Rediscovering ancient woodland
Iain Carter is a self-confessed ‘country boy’ who was able to identify local birdsong and tree species by the age of six. Such passion has stood him in good stead working at the Trust for the past 11 years.
What is your role at the National Trust?
I’ve been the countryside manager for Herefordshire since 2011, responsible for nearly 2000 hectares of woodland and farmland including Croft Castle and parkland, one of the top ten sites in the country for the quality and diversity of its ancient trees. These include a 1,000 year oak and a row of Spanish chestnuts which, legend has it, were taken from captured Spanish vessels during the Spanish Armada in 1588.
How easy is it to manage such a large estate?
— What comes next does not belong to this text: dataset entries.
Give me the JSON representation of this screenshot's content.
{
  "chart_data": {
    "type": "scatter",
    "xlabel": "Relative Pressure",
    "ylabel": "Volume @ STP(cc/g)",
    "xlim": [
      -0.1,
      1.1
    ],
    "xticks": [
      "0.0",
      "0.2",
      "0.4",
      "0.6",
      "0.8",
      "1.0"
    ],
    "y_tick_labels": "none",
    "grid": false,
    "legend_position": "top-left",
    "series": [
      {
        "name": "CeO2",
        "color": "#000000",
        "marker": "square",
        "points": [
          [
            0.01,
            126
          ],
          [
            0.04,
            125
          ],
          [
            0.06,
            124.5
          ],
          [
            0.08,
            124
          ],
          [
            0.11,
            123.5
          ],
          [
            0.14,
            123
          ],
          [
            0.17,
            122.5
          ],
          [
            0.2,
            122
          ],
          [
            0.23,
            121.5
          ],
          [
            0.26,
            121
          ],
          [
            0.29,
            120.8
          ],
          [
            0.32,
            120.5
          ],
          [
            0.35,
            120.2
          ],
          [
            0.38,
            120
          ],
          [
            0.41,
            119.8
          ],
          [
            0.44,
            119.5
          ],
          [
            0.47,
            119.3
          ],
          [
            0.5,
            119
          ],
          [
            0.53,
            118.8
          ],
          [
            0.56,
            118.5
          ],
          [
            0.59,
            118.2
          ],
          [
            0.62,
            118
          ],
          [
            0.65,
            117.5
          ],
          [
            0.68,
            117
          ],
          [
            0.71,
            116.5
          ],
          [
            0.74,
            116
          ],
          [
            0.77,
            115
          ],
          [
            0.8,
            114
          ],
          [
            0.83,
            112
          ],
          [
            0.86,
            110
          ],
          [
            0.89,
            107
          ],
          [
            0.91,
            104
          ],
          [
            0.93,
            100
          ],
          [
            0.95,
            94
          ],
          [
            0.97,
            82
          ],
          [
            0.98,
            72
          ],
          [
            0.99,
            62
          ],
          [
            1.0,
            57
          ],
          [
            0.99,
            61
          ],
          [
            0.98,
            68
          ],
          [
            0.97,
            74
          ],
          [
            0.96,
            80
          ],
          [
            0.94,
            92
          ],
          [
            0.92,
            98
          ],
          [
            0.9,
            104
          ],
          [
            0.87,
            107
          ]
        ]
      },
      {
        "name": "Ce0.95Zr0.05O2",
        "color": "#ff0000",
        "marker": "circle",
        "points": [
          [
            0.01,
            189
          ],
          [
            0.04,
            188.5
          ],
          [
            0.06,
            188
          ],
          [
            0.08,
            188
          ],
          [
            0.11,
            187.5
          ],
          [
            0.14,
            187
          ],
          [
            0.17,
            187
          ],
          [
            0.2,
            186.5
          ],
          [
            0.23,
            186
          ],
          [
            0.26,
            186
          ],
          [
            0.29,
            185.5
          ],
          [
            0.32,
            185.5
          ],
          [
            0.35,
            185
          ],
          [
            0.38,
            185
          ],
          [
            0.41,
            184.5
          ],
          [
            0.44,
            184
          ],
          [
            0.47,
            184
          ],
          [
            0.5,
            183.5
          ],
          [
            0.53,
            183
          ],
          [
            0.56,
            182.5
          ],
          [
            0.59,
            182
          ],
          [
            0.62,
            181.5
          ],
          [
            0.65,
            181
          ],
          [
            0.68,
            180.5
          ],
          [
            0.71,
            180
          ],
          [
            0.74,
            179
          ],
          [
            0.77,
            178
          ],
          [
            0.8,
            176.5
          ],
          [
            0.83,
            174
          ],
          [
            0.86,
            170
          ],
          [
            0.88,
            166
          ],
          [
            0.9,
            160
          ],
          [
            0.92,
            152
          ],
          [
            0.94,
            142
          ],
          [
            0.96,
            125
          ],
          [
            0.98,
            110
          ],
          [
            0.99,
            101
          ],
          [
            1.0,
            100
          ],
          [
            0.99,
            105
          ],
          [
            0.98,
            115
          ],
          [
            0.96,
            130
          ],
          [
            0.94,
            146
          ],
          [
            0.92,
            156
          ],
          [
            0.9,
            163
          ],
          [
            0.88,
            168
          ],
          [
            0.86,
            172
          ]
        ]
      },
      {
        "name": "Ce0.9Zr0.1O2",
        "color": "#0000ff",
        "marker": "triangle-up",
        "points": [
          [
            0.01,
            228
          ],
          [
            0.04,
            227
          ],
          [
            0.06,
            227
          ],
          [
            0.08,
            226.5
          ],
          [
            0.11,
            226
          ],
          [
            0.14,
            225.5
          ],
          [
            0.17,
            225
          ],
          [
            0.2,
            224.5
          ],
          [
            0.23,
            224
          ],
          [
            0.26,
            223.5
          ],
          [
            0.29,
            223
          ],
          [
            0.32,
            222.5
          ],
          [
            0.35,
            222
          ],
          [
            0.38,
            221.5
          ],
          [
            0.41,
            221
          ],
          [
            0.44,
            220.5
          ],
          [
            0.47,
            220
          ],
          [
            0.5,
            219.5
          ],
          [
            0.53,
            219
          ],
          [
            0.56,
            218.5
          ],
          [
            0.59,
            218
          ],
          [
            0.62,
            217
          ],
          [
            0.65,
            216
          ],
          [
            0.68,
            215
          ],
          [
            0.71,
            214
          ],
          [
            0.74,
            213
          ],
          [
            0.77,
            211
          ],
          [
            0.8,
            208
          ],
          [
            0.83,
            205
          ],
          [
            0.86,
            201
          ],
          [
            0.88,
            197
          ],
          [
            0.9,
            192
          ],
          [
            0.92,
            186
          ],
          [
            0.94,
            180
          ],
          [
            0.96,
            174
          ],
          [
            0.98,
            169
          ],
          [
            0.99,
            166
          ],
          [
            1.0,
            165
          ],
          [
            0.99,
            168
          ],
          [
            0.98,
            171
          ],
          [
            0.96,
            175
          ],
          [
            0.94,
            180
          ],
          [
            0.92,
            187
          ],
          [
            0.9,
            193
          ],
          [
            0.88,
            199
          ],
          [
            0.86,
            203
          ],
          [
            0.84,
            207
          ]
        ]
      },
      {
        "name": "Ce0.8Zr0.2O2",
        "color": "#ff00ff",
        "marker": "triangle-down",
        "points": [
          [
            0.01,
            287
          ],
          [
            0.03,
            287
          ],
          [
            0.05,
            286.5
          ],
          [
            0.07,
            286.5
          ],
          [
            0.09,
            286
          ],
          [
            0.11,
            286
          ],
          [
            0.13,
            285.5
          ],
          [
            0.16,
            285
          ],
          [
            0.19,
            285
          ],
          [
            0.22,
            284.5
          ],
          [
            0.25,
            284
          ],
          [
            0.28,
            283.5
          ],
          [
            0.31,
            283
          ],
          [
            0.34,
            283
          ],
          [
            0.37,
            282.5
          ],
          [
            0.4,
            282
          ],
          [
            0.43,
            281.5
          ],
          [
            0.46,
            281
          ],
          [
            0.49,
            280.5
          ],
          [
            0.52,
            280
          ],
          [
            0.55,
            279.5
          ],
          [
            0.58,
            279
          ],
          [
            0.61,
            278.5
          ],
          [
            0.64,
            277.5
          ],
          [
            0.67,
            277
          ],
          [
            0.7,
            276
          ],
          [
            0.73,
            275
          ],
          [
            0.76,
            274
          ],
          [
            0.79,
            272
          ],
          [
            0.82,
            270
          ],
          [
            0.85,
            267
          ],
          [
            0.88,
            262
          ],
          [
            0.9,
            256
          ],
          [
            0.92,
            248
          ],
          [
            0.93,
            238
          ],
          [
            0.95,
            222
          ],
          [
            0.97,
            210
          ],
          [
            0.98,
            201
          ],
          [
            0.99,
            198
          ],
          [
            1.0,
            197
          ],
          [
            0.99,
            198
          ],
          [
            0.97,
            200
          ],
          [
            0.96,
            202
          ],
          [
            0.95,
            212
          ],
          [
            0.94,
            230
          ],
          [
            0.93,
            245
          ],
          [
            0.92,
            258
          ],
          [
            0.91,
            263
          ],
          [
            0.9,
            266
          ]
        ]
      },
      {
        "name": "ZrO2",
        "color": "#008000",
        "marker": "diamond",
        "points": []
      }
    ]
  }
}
It’s a challenge made more difficult by the impact the First World War had on the availability of wood. To give a supply of quick growing timber, conifers were planted over large areas of the 50 hectare parkland. Unfortunately, they took over parts of the landscape, blocking natural light from the forest floor and impacting on some of our traditional species such as Oak, Ash and Hazel.
What was the solution?
A few years ago we started a partnership project with the Forestry Commission to rejuvenate the woodland by extracting around 28 hectares of conifer, exposing an ancient wood pasture underneath an Iron Age hillfort. In addition to the wood pasture project, we reviewed Croft’s energy usage as part of the Trust’s Renewable Energy Investment Programme, with the support from our energy partner, green electricity and gas supplier, Good Energy. We decided to replace the old oil-powered boiler, which used around 19,500 litres of oil each year, with a new biomass heating system running off woodchip made from the conifers.
Has it been the success you predicted it would be?
Absolutely. It’s now cost effective to cut down existing conifers within Croft’s estate to supply the new heating system which is saving 52 tonnes of CO 2 emissions each year and has also removed the risk of oil leaks. The amount of energy provided is equivalent to the heat used in around 12 average UK houses and heating bills have been cut by £6000 each year.
Work continues in the woodland at Croft and where timber is now routinely harvested from the estate it has a dual benefit of helping us to restore the historic broadleaf landscape. We’re opening up new paths and views of the wonderful landscape for visitors and have also seen an increase in biodiversity, particularly amongst endangered bird species such as the lesser spotted woodpecker and marsh tit.
We’ve even had Amber Rudd, the Secretary of State for Energy and Climate Change, come and see what we’ve been up to. She was particularly interested to learn how the biomass is benefitting forest management at Croft.